Pada titik inilah, kaum reaksioner yang subversif memanfaatkan situasi untuk terus menyebar hasutan guna merongrong pemerintah Indonesia.
Pada pertengahan November 1949, muncul seorang tokoh militer Belanda, Raymond Pierre Westerling, yang mulai menyusun kekuatan dengan menarik anggota KNIL yang didemobilisasikan.
Westerling dikenal sebagai seorang militer yang berpengalaman dan kejam. Perjalanan hidupnya di Indonesia diwarnai dengan genangan darah.
Pada awalnya, ia ditugaskan sebagai Kapten Tentara Kerajaan Belanda untuk melumpuhkan semangatjuang rakyat di Sulawesi Sealatan.

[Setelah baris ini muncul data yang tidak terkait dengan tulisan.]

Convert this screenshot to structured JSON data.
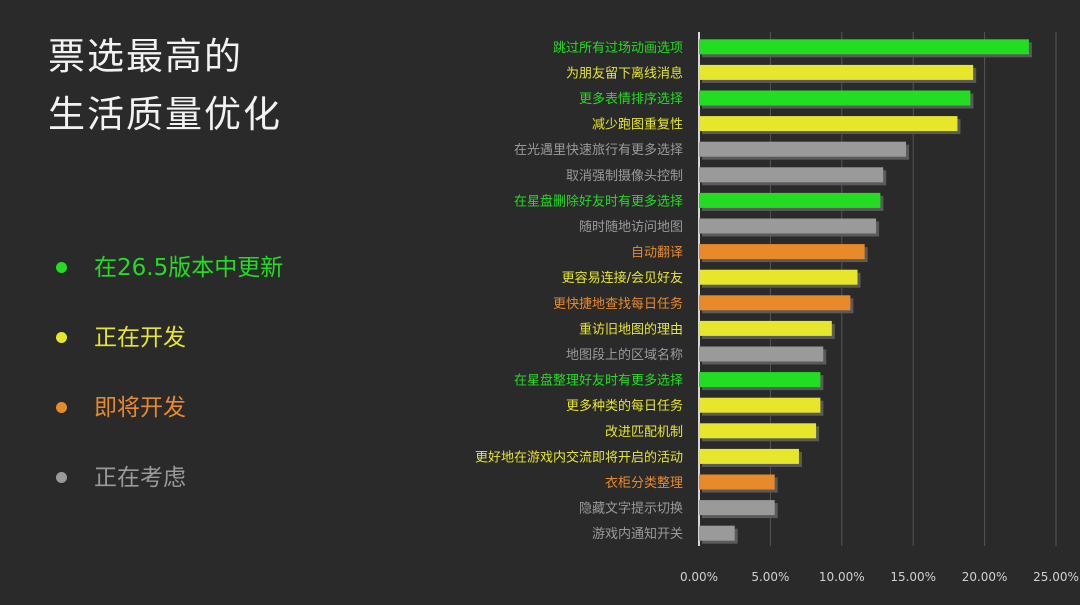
{
  "title": {
    "line1": "票选最高的",
    "line2": "生活质量优化"
  },
  "legend": [
    {
      "label": "在26.5版本中更新",
      "color": "#22dd22"
    },
    {
      "label": "正在开发",
      "color": "#e6e62a"
    },
    {
      "label": "即将开发",
      "color": "#e88a2a"
    },
    {
      "label": "正在考虑",
      "color": "#9a9a9a"
    }
  ],
  "colors": {
    "green": "#22dd22",
    "yellow": "#e6e62a",
    "orange": "#e88a2a",
    "gray": "#9a9a9a"
  },
  "chart_data": {
    "type": "bar",
    "orientation": "horizontal",
    "xlim": [
      0,
      25
    ],
    "x_ticks": [
      "0.00%",
      "5.00%",
      "10.00%",
      "15.00%",
      "20.00%",
      "25.00%"
    ],
    "x_tick_values": [
      0,
      5,
      10,
      15,
      20,
      25
    ],
    "grid": true,
    "categories": [
      "跳过所有过场动画选项",
      "为朋友留下离线消息",
      "更多表情排序选择",
      "减少跑图重复性",
      "在光遇里快速旅行有更多选择",
      "取消强制摄像头控制",
      "在星盘删除好友时有更多选择",
      "随时随地访问地图",
      "自动翻译",
      "更容易连接/会见好友",
      "更快捷地查找每日任务",
      "重访旧地图的理由",
      "地图段上的区域名称",
      "在星盘整理好友时有更多选择",
      "更多种类的每日任务",
      "改进匹配机制",
      "更好地在游戏内交流即将开启的活动",
      "衣柜分类整理",
      "隐藏文字提示切换",
      "游戏内通知开关"
    ],
    "values": [
      23.1,
      19.2,
      19.0,
      18.1,
      14.5,
      12.9,
      12.7,
      12.4,
      11.6,
      11.1,
      10.6,
      9.3,
      8.7,
      8.5,
      8.5,
      8.2,
      7.0,
      5.3,
      5.3,
      2.5
    ],
    "status": [
      "green",
      "yellow",
      "green",
      "yellow",
      "gray",
      "gray",
      "green",
      "gray",
      "orange",
      "yellow",
      "orange",
      "yellow",
      "gray",
      "green",
      "yellow",
      "yellow",
      "yellow",
      "orange",
      "gray",
      "gray"
    ]
  }
}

Kedatangannya di Sulawesi Selatan disertai 150 anggota Corps Speciale Troepen. Dalam melaksanakan tugasnya itu, ia membunuh 40.000 rakyat Sulawesti Selatan.
Selesai bertugas di Sulawesi, ia ditarik ke Jawa Barat sebagai pimpinan atas 1.500 orang Speciale Troepen.Westerling kembali melakukan pembantaian terhadap penduduk di Cibarusah, Cikalong, Tasikmalaya, dan Cirebon.

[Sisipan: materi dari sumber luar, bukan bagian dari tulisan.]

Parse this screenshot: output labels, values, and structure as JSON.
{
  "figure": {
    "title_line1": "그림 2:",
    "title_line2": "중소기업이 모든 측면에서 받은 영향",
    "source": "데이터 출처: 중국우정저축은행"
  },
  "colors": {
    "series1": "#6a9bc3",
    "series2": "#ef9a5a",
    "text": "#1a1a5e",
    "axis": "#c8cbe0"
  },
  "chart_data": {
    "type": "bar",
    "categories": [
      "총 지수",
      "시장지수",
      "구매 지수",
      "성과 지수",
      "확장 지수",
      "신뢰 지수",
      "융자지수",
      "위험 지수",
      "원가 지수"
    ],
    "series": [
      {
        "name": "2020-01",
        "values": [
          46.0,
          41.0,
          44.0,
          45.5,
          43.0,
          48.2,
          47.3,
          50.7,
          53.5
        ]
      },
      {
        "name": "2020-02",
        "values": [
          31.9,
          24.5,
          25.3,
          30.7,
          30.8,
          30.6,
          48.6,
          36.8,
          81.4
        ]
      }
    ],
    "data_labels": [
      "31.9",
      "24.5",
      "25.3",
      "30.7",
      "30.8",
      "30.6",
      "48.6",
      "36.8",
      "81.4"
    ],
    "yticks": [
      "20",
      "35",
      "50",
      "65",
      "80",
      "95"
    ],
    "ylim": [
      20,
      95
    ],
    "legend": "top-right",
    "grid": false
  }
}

Di Jawa Barat, Westerling terus berusaha melebarkan sayap. Kekejamannya itu mendapat penghargaan dari pihak yang berjuang di pihak Belanda.
Akan tetapi, Pemerintah Belanda akhirnya memecat Westerling dari dinas ketentaraan. Namun, hal ini ternyata lebih memberikan keleluasaan kepadanya. Ia bisa lebih dekat dan semakin aktif melakukan kegiatan bersama unsur-unsur penentang Republik Indonesia.
Bebas dari tugas militer, Westerling justru membentuk gearakan dengan nama Ratu Adil. Dengan nama ini gerakan Westerling semakin mendapat simpati rakyat. Dalam waktu yang realtif singkat, ia telah berhasil mengumpulkan modal dan pengikut sebanyak 8.000 orang termasuk para bekas pasukan Belanda.
Tujuan APRA dan kaum kolonialis yang ada di belakangnya adalah mempertahankan bentuk federal di Indonesia dan mempertahankan adanya tentara tersendiri pada setiap negara-negara bagian RIS. Tujuan ini bertolak belakang dengan hasil Konferensi Antar-Indonesia di Yogyakarta yang telah menyetujui bahwa APRIS adalah Angkatan Perang Nasional.
Dimulainya Pemberontakan APRA
Tidak lama setelah APRA dibentuk Westerling mengajukan ultimatum kepada Pemerintah RIS agar kekuasaan militer daerah Pasundan diserahkan sepenuhnya kepada APRA. Ia menilai TNI kurang mampu menjalankan tugas itu dan meminta agar APRA dijadikan pasukan resmi.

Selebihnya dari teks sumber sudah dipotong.